2.2. The Coil Sensor Nonlinear Distortion

The power harmonic noises generated by the power line or AC power grid are the most serious interference sources in developed areas. Here, we show a group of power harmonic noises (Figure 2) collected on a lawn of Changchun City by a 100 m × 100 m square coil that is directly connected to the analogue-to-digital (A/D) acquisition card. As shown in Figure 2a, the amplitude of the harmonic noises is so high that it reaches 180 mV, especially the low-frequency harmonics (the part surrounded by the red circle in Figure 2b), whose amplitudes are hundreds of times greater than those of the other high-frequency harmonics. The low-frequency harmonics with large amplitude is one of the main reasons for the coil sensor nonlinear distortion.

Moreover, we find that the circuit structure of the traditional MRS data acquisition system with the coil sensor (the part surrounded by the red dotted line in Figure 3) is another reason for the coil sensor nonlinear distortion.
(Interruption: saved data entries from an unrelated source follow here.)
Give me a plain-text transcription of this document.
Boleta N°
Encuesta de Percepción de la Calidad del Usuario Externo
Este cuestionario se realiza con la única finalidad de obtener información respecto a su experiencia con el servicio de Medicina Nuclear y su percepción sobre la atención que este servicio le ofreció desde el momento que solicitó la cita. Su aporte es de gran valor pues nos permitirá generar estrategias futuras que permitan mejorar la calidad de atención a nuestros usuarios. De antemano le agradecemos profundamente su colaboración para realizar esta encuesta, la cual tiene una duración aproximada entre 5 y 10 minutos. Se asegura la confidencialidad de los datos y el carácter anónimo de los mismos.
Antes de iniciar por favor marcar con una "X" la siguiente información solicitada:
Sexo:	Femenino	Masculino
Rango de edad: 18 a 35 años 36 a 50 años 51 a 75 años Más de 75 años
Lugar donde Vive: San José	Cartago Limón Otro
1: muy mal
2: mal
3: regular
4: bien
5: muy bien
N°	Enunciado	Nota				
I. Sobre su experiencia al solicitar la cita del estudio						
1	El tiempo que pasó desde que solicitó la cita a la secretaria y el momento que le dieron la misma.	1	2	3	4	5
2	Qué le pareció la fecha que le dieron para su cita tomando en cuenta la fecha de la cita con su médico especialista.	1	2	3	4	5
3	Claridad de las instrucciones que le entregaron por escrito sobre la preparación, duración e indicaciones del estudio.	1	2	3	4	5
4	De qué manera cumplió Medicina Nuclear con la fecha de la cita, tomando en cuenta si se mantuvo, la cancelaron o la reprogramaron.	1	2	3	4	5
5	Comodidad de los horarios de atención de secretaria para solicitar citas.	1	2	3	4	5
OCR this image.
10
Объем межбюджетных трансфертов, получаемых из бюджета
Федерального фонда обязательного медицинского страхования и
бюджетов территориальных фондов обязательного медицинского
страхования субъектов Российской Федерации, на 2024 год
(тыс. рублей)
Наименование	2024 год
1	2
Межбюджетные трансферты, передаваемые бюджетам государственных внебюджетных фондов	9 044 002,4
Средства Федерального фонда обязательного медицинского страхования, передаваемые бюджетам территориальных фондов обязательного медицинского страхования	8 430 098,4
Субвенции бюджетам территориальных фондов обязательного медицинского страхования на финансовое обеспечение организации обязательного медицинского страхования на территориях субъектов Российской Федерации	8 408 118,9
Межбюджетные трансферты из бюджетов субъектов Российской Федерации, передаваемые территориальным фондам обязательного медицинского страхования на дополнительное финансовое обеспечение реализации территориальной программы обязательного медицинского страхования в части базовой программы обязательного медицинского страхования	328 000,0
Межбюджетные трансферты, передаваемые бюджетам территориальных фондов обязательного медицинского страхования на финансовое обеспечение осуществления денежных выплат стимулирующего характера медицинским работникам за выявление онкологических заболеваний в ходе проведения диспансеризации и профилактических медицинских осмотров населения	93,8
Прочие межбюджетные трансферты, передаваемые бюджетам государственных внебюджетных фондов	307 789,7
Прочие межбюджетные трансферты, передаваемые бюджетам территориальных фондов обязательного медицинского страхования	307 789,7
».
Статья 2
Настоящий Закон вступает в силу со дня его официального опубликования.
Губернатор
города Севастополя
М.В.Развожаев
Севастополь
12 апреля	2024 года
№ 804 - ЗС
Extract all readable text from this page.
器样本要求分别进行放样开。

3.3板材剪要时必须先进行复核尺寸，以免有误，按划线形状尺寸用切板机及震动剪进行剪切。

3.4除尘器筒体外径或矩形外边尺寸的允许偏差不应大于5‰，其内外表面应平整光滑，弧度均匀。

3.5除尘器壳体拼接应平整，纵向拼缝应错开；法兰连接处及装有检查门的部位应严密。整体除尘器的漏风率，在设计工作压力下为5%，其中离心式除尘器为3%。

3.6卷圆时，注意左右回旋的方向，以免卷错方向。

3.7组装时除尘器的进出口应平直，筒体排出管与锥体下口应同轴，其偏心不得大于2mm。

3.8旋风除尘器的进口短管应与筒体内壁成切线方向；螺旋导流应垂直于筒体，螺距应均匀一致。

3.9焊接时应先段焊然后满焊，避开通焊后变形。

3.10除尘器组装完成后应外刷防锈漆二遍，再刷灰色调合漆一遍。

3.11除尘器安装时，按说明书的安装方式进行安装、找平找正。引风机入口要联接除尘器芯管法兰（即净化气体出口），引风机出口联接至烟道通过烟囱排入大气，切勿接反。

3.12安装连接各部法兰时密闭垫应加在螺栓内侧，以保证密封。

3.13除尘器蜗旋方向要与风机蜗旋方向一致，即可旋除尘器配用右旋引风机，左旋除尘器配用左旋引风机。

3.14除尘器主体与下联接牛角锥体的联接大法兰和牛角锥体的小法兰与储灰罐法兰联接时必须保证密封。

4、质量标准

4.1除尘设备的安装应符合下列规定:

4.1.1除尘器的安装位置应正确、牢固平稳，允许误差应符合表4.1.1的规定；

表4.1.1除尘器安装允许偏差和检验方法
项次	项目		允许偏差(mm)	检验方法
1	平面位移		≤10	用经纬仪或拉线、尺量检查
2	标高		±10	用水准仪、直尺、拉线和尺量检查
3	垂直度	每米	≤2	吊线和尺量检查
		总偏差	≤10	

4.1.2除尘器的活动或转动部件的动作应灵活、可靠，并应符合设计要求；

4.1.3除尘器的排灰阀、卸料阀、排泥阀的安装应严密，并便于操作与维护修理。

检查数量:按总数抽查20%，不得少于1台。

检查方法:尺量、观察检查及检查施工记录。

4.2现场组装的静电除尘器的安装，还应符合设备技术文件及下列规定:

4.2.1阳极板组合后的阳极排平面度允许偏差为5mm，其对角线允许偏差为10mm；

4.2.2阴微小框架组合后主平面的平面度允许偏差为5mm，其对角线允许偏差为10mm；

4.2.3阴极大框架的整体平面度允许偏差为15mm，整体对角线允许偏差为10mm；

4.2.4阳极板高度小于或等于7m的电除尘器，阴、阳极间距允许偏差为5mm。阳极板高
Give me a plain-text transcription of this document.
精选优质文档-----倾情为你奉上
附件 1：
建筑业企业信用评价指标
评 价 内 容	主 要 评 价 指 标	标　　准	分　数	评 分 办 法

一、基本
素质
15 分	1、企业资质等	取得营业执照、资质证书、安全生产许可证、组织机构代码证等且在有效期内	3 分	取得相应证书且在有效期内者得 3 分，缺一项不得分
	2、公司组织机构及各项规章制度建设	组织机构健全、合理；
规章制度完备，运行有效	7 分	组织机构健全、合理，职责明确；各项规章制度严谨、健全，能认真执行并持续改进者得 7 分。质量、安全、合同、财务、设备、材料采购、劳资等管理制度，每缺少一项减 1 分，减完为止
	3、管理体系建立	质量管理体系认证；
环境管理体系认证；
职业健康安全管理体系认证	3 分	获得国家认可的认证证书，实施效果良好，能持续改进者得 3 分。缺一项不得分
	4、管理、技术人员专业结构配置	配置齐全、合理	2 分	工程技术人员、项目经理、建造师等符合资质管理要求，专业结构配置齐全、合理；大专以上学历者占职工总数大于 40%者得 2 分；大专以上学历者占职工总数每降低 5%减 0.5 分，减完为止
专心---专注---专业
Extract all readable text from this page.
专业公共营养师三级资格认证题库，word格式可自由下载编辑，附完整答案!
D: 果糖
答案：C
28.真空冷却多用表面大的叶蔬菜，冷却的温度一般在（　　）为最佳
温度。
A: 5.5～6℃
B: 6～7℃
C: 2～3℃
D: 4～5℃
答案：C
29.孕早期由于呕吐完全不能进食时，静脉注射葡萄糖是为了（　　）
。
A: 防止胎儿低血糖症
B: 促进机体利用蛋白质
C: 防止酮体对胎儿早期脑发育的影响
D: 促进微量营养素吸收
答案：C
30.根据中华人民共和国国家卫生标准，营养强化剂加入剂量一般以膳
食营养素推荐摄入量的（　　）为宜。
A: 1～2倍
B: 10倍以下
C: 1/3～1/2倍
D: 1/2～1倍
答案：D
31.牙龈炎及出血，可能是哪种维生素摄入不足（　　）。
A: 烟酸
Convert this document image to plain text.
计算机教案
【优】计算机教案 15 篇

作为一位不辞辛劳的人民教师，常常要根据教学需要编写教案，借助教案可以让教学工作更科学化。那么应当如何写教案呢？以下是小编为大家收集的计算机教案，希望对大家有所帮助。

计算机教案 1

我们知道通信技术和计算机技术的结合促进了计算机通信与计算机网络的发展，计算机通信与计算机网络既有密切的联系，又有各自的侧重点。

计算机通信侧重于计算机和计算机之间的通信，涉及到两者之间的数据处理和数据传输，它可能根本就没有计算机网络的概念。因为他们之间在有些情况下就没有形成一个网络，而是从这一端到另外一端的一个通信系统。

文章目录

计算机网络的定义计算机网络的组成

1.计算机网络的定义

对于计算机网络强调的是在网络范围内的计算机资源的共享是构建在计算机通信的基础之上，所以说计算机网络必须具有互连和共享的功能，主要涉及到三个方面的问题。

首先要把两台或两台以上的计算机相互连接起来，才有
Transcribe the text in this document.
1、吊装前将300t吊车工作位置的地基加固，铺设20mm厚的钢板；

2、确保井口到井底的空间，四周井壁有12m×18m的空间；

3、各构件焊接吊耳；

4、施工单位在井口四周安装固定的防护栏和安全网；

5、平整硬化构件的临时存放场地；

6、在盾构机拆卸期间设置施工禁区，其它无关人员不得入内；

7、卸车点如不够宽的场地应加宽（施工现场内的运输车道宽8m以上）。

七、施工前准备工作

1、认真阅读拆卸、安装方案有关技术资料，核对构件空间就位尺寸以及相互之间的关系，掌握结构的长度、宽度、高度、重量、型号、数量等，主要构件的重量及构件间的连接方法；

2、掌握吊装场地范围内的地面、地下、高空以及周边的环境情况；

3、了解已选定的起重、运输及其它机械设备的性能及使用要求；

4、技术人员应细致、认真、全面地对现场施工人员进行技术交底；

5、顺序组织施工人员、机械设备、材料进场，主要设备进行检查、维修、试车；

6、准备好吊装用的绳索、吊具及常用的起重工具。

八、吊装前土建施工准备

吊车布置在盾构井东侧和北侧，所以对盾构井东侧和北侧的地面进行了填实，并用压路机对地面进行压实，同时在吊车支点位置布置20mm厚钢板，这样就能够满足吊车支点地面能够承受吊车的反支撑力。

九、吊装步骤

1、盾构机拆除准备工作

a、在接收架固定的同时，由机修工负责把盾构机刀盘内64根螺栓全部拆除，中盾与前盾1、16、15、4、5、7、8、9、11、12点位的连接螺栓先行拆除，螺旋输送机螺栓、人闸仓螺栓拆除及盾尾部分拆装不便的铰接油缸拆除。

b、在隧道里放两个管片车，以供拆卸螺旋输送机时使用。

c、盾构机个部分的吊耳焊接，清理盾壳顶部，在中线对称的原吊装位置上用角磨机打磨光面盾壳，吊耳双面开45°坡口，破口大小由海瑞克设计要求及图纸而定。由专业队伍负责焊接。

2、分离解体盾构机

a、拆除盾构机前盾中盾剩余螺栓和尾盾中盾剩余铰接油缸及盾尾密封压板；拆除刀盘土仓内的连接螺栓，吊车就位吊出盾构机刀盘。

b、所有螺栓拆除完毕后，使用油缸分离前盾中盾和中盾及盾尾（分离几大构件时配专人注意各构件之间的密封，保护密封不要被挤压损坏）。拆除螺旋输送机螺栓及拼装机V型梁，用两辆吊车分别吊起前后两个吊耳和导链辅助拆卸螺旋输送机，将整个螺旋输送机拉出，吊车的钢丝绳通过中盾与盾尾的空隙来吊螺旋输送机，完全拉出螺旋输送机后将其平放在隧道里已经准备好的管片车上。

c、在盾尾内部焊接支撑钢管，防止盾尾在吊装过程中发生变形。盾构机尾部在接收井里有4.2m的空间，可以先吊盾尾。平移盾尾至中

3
As shown in Figure 3, the bandpass filter after the preamplifier is ineffective because the distortion of the coil sensor has already occurred.

2.3. Design of the Matching Network

To improve the sensitivity of the broadband coil sensor and suppress the low-frequency harmonics, we propose a new circuit structure of the MRS data acquisition system, as shown in Figure 4. The CSMN (the part is surrounded by the red dotted line in Figure 4) is designed by adding an LC filter with a matching capacitor between the pickup coil and the preamplifier compared with the traditional broadband non-tuned coil sensor in an MRS instrument (Figure 3). The matching capacitor connected in parallel with an LC filter (the blue part in Figure 4) composes the matching network as the core of the new sensor.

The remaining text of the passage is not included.